DsMask - Scalable data masking sample code

Last update: Feb 4, 2022

Related tags

Overview

DsMask Scalable Data Masking Sample Code

This repository contains the sample code, which shows a way to implement complex policy-based data masking on IBM DataStage platform, using masking algorithms coming with IBM InfoSphere Optim.

This sample code shows how to solve the problem of high-performance scalable static data masking based on masking rules, defining the masking operations which should be applied to the specific types of confidential information. The sample code can be used as a basis to build the actual data masking system using the IBM DataStage and IBM Optim.

This sample code also contains the example setup for data masking adjusted for the typical requirements of customers in Russian Federation.

The sample code provided in this repository has been iteratively developed and improved by pre-sales specialists of IBM EE/A as part of multiple pilot and demo implementation, to address the various requirements coming from the customers.
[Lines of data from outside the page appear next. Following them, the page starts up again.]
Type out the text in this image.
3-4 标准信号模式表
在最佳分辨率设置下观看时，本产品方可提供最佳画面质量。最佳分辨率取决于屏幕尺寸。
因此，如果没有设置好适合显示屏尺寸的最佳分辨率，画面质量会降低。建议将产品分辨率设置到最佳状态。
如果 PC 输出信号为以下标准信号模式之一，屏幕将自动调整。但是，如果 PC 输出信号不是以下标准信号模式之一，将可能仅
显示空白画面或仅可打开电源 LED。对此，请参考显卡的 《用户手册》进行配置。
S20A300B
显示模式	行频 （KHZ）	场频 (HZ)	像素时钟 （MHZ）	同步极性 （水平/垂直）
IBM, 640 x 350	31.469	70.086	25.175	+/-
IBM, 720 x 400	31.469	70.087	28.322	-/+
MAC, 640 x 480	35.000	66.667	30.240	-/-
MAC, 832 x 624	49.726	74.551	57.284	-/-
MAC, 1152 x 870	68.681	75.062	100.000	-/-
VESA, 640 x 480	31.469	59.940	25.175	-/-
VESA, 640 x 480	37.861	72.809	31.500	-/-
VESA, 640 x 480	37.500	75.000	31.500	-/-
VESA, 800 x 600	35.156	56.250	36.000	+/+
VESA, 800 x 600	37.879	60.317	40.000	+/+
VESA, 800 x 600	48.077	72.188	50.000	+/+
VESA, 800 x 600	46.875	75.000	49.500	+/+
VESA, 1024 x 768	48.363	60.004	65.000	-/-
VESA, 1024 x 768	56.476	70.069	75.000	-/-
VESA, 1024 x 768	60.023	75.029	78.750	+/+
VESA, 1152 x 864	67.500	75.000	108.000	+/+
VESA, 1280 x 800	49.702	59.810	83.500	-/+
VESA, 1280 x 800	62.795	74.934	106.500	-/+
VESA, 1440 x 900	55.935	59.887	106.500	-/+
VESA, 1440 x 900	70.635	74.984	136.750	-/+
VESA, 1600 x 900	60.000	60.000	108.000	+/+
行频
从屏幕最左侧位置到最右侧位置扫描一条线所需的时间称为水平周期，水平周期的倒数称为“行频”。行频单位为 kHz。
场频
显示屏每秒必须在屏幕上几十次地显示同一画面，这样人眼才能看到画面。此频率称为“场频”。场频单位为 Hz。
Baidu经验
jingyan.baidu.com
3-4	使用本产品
High-level logical overview

Components of IBM Information Server used:

Information Governance Catalog (IGC), a metadata management tool;
Information Analyzer (IA), a data profiling tool;
DataStage, a ETL tool.

The actual data masking uses the algorithms of IBM InfoSphere Optim Data Privacy Providers Library (ODPP), through the Java API. This leads to a technical limitation that the solution can only run on Windows and Linux x86-64 platforms, because ODPP Java API is not supported on AIX.

The types of confidential information are defined through the data classes. Those data classes are defined in the Information Governance Catalog (IGC), along with the table structure definitions.

Data classes are assigned to the columns of tables manually in IGC, or in an automated way through the IA.

On top of the data classes, the data masking engineer/developer prepares a set of data masking rules in the special XML-based format, which link the actual data classes to the masking operations which need to be performed.

Each masking operation is defined as a sequence of steps, which needs to be applied to the input values to provide the (masked) output values. Each step calls some masking or data preparation algorithm, and can use the outputs of the previous steps as its input data.

The masking rules are linked to the actual table's fields in accordance to the data classess assigned in IGC. The actual set if masking operations to be performed on the particular table is calculated by the "configuration program" and is stored in the internal configuration database as an object called "masking profile".

Masking is performed by the custom Java-based DataStage operator, which reads the "masking profile" and applies it to the input data, providing the output data. The operator ensures that the input and output values are different, and generates warnings otherwise.

Flexible DataStage job design is used, based on the RCP (Runtime Column Propagation) feature and job parameters, and allows to handle masking of all tables from the particular data source type (e.g. Oracle, or Db2, or MSSQL) with just a single job design.

Custom components included

ia-custom-ru - set of data class definitions for the Russian market, with the customized logic for IA scanning.

dsmask-algo and dsmask-beans - the supporting libraries to handle data preparation and normalization, including some types of text values pre-processing which is hard to implement using "plain" ODPP.

dsmask-mock - the library of algorithms to generate synthetic data used by the JUnit tests. Only used when running the tests, not included in the target binaries.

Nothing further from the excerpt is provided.